I tak sobie jadę: Królowa, Bogusza, Binczarowa (wchodzę, potem filmuję małego starego pieska pomagającego w sprzątaniu), Florynka (tylko twarz przy kracie, jest grupa młodzieży, ale nie chcę się do nich podpinać), Polany (przepiękna! Na środku wózek ze śpiącym dzieckiem, przy nim kilkuletnia dziewczynka z ręką na rączce wózka, przygląda mi się łapczywie bez najmniejszej żenady, w końcu muszę wyglądać śmiesznie w moim zupełnie czarnym stroju i z wystającymi spod kasku dwoma warkoczykami starej, blond Pippi Langstrumpf.

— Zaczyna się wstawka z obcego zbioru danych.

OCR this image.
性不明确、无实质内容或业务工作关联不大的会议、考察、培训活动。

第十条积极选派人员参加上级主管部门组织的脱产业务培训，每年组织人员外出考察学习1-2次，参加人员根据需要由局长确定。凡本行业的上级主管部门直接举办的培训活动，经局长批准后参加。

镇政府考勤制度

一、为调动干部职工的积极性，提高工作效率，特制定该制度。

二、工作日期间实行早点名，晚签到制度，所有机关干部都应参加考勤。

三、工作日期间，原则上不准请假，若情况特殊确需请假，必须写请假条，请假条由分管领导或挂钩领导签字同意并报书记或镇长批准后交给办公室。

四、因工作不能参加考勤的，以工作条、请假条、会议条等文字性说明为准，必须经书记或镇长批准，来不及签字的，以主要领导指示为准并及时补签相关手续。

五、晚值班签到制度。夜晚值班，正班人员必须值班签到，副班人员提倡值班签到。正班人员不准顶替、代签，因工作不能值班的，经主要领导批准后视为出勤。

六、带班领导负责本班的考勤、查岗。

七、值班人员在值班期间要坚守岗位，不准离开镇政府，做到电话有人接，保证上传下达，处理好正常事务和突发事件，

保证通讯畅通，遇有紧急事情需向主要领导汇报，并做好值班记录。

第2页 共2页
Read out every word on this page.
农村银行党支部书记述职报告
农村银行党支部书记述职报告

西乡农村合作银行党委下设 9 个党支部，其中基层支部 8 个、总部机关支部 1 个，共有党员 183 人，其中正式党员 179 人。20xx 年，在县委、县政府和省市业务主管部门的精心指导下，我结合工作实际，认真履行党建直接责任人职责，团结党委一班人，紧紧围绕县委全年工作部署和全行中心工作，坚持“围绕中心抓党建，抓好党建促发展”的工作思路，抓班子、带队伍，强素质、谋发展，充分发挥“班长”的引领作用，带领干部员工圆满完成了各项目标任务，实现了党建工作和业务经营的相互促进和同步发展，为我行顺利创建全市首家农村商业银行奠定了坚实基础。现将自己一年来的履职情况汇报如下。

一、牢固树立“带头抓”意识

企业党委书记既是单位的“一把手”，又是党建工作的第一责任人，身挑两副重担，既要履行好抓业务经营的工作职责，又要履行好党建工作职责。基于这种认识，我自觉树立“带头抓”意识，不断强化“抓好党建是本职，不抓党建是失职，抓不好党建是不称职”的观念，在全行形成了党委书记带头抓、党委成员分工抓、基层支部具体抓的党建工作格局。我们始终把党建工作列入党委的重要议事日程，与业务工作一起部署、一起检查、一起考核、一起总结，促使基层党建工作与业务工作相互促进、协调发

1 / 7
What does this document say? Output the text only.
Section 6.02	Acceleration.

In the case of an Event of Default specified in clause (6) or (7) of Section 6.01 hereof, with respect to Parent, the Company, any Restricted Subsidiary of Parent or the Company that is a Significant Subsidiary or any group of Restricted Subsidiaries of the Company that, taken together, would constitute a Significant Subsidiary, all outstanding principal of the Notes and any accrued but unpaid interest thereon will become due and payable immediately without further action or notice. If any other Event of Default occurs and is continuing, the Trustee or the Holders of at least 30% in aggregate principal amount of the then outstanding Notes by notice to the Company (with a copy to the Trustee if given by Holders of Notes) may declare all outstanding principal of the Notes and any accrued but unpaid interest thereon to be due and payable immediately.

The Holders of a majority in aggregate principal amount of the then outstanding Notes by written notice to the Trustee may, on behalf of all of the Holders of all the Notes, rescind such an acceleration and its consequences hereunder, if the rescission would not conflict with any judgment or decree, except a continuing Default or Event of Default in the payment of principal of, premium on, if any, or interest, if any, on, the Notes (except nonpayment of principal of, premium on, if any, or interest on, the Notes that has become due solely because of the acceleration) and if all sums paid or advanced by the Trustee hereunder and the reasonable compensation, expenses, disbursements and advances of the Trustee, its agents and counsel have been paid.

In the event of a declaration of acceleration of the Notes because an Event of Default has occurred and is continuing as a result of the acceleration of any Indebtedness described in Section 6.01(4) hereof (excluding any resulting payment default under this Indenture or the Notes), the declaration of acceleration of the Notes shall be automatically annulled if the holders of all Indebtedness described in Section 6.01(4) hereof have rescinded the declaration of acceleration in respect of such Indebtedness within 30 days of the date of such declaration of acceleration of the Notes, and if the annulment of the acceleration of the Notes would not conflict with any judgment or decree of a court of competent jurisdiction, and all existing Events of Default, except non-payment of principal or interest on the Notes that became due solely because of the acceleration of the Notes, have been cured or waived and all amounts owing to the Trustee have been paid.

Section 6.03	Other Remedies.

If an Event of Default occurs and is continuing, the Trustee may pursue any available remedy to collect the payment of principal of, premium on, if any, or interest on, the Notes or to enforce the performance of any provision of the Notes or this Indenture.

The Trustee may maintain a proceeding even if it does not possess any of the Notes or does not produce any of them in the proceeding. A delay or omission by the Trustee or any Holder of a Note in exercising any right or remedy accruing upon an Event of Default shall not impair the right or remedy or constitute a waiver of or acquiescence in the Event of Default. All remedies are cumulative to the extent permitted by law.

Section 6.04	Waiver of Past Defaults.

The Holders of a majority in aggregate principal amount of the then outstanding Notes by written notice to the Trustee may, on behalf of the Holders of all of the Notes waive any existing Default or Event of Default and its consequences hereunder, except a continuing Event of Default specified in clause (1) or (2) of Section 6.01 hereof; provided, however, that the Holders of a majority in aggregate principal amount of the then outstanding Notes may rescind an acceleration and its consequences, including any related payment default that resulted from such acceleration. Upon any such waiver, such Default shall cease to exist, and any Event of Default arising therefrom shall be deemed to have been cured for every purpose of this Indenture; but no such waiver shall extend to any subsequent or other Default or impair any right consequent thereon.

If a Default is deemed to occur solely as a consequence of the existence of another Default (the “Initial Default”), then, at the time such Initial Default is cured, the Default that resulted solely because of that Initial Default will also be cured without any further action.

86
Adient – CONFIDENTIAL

Matka woła dziecko, ale ona nie chce za bardzo odejść, w końcu wkracza ojciec i zagania dziewczynkę za ikonostas. Ja robię zdjęcia obłędnej błękitnej polichromii), Brunary (w ogóle jej nie pamiętam, muszę sprawdzić na Instagramie, a okazuje się, że również jedna z najpiękniejszych! Jak to możliwe, że przepadła w pamięci.), Śnietnica (zamknięta), Czarna (dzwonię po przewodniczkę i czekam cierpliwie, gotowa zapłacić za zwiedzanie; starsza pani bierze kolorową miotełkę do kurzu i z zaskakującą zwinnością, w porównaniu do kroku, jakim poruszała się idąc ku świątyni, wskakuje na krzesła i omiata delikatnie zdobienia i twarze ikon), Uście Gorlickie (zamknięta, ale robię rowerowi sesję w jej obsypanym na złoto liśćmi otoczeniu), Kwiatoń (najważniejsza), Skwirtne (gdzie odważam się zaczepić kobietę idącą wsią z ogromnym kluczem – to nie mógł być klucz do czegokolwiek innego – czy mogę zobaczyć wnętrze przed różańcem; wokół świątyni staruszki i dzieci przyglądają mi się ciekawie, lecz nieco niechętnie, bo przecież wiedzą, że nie zamierzam się modlić, tylko jak pasożyt wyssać nieco boskiego piękna), Hańczowa (zamknięta, siadam w pobliskiej altanie wśród pustych butelek po tanim piwie i jem wymiętą kanapkę podziwiając, jak zachodzące słońce głaszcze dachy).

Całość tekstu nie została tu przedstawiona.